N°140
06 августа 2002
Время новостей ИД "Время"
Издательство "Время"
Время новостей
  //  Архив   //  поиск  
 ВЕСЬ НОМЕР
 ПЕРВАЯ ПОЛОСА
 ПОЛИТИКА И ЭКОНОМИКА
 ЗАГРАНИЦА
 БИЗНЕС И ФИНАНСЫ
 КУЛЬТУРА
 СПОРТ
 КРОМЕ ТОГО
  ТЕМЫ НОМЕРА  
  АРХИВ  
   1234
567891011
12131415161718
19202122232425
262728293031 
  ПОИСК  
  • //  06.08.2002
Жозеф Надж: «Как хореограф я что-то значу»
версия для печати
Жозеф Надж -- самый удивительный человек современного французского театра. По происхождению он венгр. Родился в сербском захолустье. Учился в Будапештском университете на факультете философии, занимался восточными единоборствами и мечтал стать художником. Потом увлекся театром, переехал в Париж, превратился из Надя в Наджа и открыл для себя современный танец. Нынче Надж возглавляет Национальный хореографический центр в Орлеане и стоит в авангарде европейского модерн-данс. Для балетных и театральных критиков его спектакли всякий раз оказываются предметом раздора -- кому о них писать. Потому что назвать Наджа хореографом не поворачивается язык. Скорее мастером визуального метафорического театра, создателем причудливых полотен, персонажи которых ожили, но предпочитают молчать. Последнее время его сценические фантазии правильнее отнести по ведомству не танца и даже не пластического театра, а цирка. Предельно эстетизированного и философски осмысленного. Актеры Наджа -- акробаты и иллюзионисты в одном лице. Кио и Копперфилды с хорошо развитой мускулатурой.

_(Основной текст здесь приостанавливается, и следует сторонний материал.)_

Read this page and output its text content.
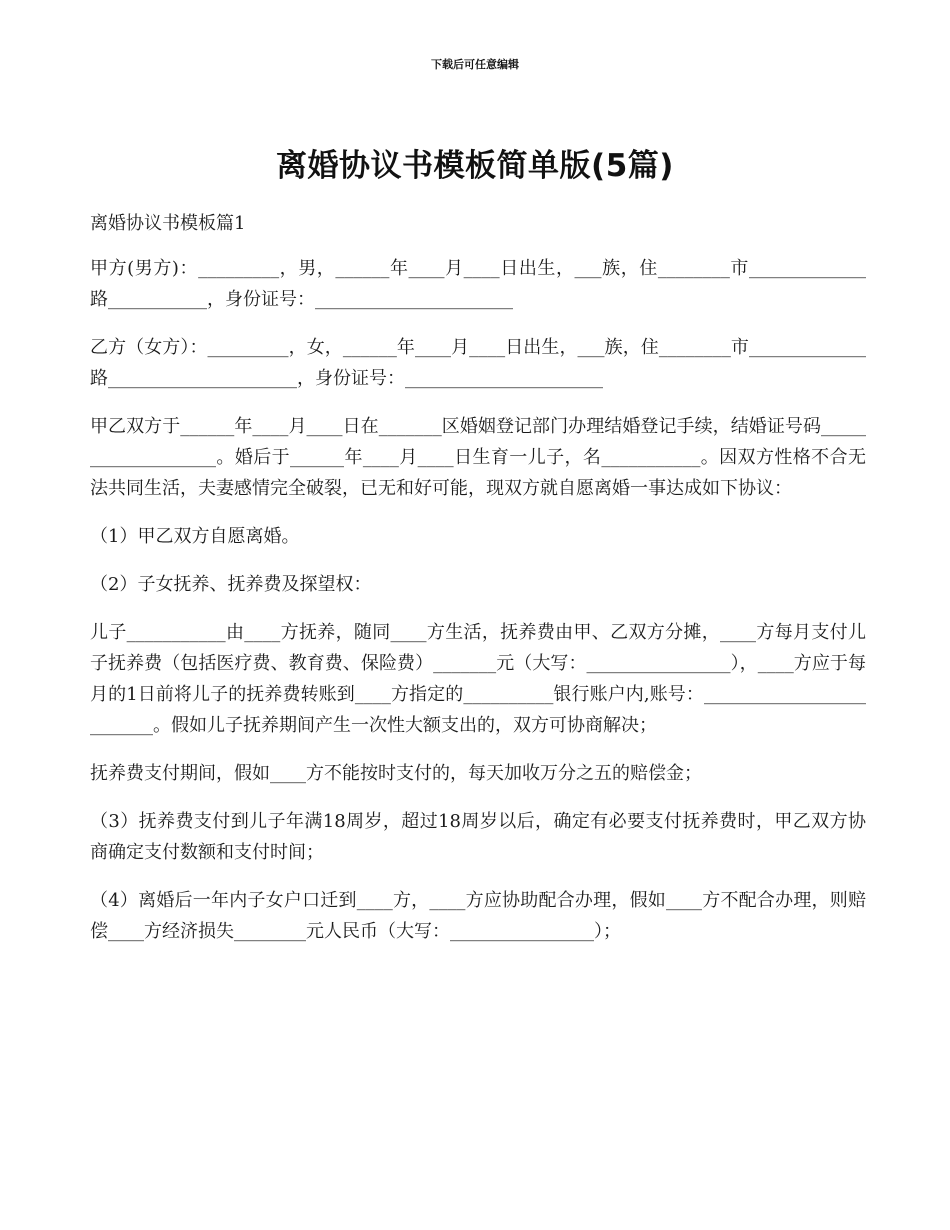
下载后可任意编辑
离婚协议书模板简单版(5篇)

离婚协议书模板篇1

甲方(男方)：_________，男，______年____月____日出生，___族，住________市_____________路___________，身份证号：______________________

乙方（女方）：_________，女，______年____月____日出生，___族，住________市_____________路_____________________，身份证号：______________________

甲乙双方于______年____月____日在_______区婚姻登记部门办理结婚登记手续，结婚证号码___________________。婚后于______年____月____日生育一儿子，名___________。因双方性格不合无法共同生活，夫妻感情完全破裂，已无和好可能，现双方就自愿离婚一事达成如下协议：

（1）甲乙双方自愿离婚。

（2）子女抚养、抚养费及探望权：

儿子___________由____方抚养，随同____方生活，抚养费由甲、乙双方分摊，____方每月支付儿子抚养费（包括医疗费、教育费、保险费）_______元（大写：________________），____方应于每月的1日前将儿子的抚养费转账到____方指定的__________银行账户内,账号：_________________________。假如儿子抚养期间产生一次性大额支出的，双方可协商解决；

抚养费支付期间，假如____方不能按时支付的，每天加收万分之五的赔偿金；

（3）抚养费支付到儿子年满18周岁，超过18周岁以后，确定有必要支付抚养费时，甲乙双方协商确定支付数额和支付时间；

（4）离婚后一年内子女户口迁到____方，____方应协助配合办理，假如____方不配合办理，则赔偿____方经济损失________元人民币（大写：________________）；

В основе визионерских опусов нередко лежат литературные произведения, но пройдя сквозь горнило театральной лаборатории, они меняются до неузнаваемости. В случае с показанным недавно на Авиньонском фестивале спектаклем «Философы» -- это произведения классика польской литературы Бруно Шульца. Зрители сначала знакомятся с героями представления с помощью мониторов -- их не меньше 20, и они выставлены в круглом предбаннике. Это сценки из жизни пяти странноватых мужчин в котелках и сюртуках на голое тело -- реалистические (мужчины мочатся, повернувшись к стенке), сюрреалистические (висят над столом вниз головой), фантасмагорические. Сначала кажется, что изображения неподвижны, но, побродив по холлу минут пятнадцать, начинаешь понимать -- все они претерпевают медленные, но верные изменения. Разумеется, в сторону фантасмагории. Потом зрители попадают в круглый, похожий на маленькую цирковую арену зал. На сцене-арене стоит четырехгранная призма. Каждая из сторон -- экран, на котором нам показывают черно-белый немой фильм из жизни все тех же персонажей. Жизнь эта оказывается бесконечной коллективной одиссеей. И лишь затем персонажи предстают перед нами живьем. Импрессионистическая проза Шульца в интерпретации Наджа обнаруживает кафкианские мотивы (герои переживают здесь престранные трансформации). Главная тема спектакля оказывается все же резко противопоставлена гностическим поискам других мастеров визуально-пластического театра -- Ромео Кастелуччи и Саши Вальц, ставших наряду с Наджем ньюсмейкерами нынешнего Авиньона. У тех материя и дух разведены и противопоставлены друг другу. Надж, напротив, настаивает на одухотворенности всего сущего. Любой предмет, попавший в сценическую среду, у него немедленно оживает и оказывается уравнен в правах с человеком. Вот несколько палок, бинты и сюртук. Через мгновение из них собирают человечка, произносят заклятье, и человечек начинает двигаться по сцене, размахивая деревянными руками. С хореографом, фантазером, чародеем и, наконец, просто очень талантливым человеком Жозефом НАДЖЕМ беседует Марина ДАВЫДОВА.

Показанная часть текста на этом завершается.